El uso fanático de la cirugía, a lo Michael Jackson. es el signo exterior más llamativo de la tendencia juvenilista, un síntoma de inestabilidad personal transformado en manifestación colectiva, más vivaz y más vistosa. a medida que se propaga. Hay por supuesto una manera culta, informada, de abordar el problema. Parece posible ofrecer al mundo una versión mejorada de sí mismo a través de ciertas intervenciones moderadas, regímenes, ejercicios, y otras alternativas ‘soft’ y ‘light’. No hay nada de reprobable en esta búsqueda de un plus estético cuando sirve para corregir defectos reales que provocan un verdadero sufrimiento psíquico. Lo inquietante es cuando el individuo lo hace regido por las exigencias de la cultura consumista. En pos, además, de una frescura, una elasticidad, una ambigua inocencia imposibles de recuperar. Y ya no es solo la señora de otros tiempos quien exige ser cortada, seccionada, vaciada aquí, rellena allá. Su marido la acompaña en sus aventuras quirúrgicas. Y hasta sus hijas e hijos porque, paradojalmente, ya no hay edades liberadas de la ansiedad de parecer más joven. La patética razón invocada es la necesidad de adaptarse a un mundo en el que la imagen está supuesta ser un valor determinante. Claro que los parámetros con que miden la calidad de la imagen obtenida distam mucho de ser los de la cultura clásica. La inspiración no viene de Praxíteles ni, más inmediato, del Hollywood de la Edad de Oro, último centro activo de elaboración de la belleza, sino de la ficción más obvia, la imaginería pop, los dibujos animados, las fantasías de la industria del sexo. ¿Como es posible que quienes se entregan a la estética del juvenilismo no sean mínimante conscientes de estar flirteando con el mamarracho? No hay que olvidar que el amor es ciego y que el narcisismo, un amor potenciado por su funcionamento en circuito cerrado, es además sordo y mudo.
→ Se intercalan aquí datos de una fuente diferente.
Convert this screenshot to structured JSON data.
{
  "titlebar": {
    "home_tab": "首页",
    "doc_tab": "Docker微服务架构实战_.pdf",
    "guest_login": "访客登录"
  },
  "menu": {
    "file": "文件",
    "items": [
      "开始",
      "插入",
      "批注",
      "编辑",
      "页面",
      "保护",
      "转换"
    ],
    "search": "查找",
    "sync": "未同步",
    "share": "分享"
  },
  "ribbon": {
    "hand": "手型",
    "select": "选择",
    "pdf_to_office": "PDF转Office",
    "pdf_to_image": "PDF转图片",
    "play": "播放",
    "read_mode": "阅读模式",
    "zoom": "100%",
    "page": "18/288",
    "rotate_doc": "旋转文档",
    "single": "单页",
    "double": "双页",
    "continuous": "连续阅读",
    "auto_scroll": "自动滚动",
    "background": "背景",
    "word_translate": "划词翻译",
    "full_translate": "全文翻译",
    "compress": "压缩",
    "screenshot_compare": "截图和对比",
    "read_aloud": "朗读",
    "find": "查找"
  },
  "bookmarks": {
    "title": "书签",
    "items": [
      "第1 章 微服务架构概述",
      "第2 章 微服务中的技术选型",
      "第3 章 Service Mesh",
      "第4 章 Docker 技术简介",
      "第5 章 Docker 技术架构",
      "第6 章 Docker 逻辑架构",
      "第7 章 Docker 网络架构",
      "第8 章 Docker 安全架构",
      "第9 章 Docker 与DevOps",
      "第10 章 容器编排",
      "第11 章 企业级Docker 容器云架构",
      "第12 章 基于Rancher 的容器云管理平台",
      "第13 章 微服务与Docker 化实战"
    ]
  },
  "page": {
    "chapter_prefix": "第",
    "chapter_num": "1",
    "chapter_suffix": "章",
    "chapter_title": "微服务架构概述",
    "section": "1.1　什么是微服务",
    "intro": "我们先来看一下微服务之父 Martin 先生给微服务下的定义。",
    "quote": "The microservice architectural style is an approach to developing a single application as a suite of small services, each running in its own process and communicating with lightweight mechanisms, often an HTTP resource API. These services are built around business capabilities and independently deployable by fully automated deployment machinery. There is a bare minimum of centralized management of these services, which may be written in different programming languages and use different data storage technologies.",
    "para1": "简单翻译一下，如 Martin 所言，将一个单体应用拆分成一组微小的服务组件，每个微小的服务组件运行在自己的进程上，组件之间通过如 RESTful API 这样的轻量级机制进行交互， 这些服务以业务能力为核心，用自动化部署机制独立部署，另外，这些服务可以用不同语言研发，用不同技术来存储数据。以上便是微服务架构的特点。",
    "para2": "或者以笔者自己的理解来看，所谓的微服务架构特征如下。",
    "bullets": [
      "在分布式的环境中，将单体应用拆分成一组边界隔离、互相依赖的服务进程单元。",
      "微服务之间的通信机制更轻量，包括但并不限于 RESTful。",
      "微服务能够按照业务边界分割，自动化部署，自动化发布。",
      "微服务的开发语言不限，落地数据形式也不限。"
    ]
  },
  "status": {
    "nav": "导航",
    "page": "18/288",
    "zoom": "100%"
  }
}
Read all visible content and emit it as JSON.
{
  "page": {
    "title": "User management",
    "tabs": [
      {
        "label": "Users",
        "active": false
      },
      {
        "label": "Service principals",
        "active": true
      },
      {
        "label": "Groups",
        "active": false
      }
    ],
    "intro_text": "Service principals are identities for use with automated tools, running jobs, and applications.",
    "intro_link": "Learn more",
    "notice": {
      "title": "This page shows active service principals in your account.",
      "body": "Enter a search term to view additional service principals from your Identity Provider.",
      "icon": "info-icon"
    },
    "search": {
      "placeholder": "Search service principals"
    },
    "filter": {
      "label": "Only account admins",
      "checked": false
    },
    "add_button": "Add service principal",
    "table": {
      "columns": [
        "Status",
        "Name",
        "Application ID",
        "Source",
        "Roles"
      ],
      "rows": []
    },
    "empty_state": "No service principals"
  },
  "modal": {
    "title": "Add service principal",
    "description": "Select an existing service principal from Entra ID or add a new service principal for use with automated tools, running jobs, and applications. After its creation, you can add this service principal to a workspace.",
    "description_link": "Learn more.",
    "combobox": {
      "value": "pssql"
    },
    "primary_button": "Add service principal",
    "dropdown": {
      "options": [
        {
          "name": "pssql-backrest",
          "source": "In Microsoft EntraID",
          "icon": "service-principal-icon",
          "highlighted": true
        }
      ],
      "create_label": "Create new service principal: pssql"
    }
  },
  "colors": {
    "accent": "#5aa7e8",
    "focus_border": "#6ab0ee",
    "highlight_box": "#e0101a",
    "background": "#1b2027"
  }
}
¿Debemos entonces creer que a la mayoría de nuestros contemporáneos le basta y sobra con la luz que emana de Disneyland? Es en todo caso difícil encontrar signos patentes de respeto hacia la autoridad luminosa de la figura adulta: El conocimiento, la seriedad, la evaluación realista no parecen ser valores en alza. Existe obviamente un gran número de hombres y mujeres que aspiran al equilibrio, que no eluden las responsabilidades, que están ocupados en enseñar y en aprender, es decir en asegurar la continuidad de la cadena de la cultura y del conocimiento. ¿Falta quizás que se constiuyan no en partido sino en una única voz, minoritaria pero inventiva y enérgica? Será quizás utópico pero estimulante. Y creer en utopías es sí un signo de auténtica juventud.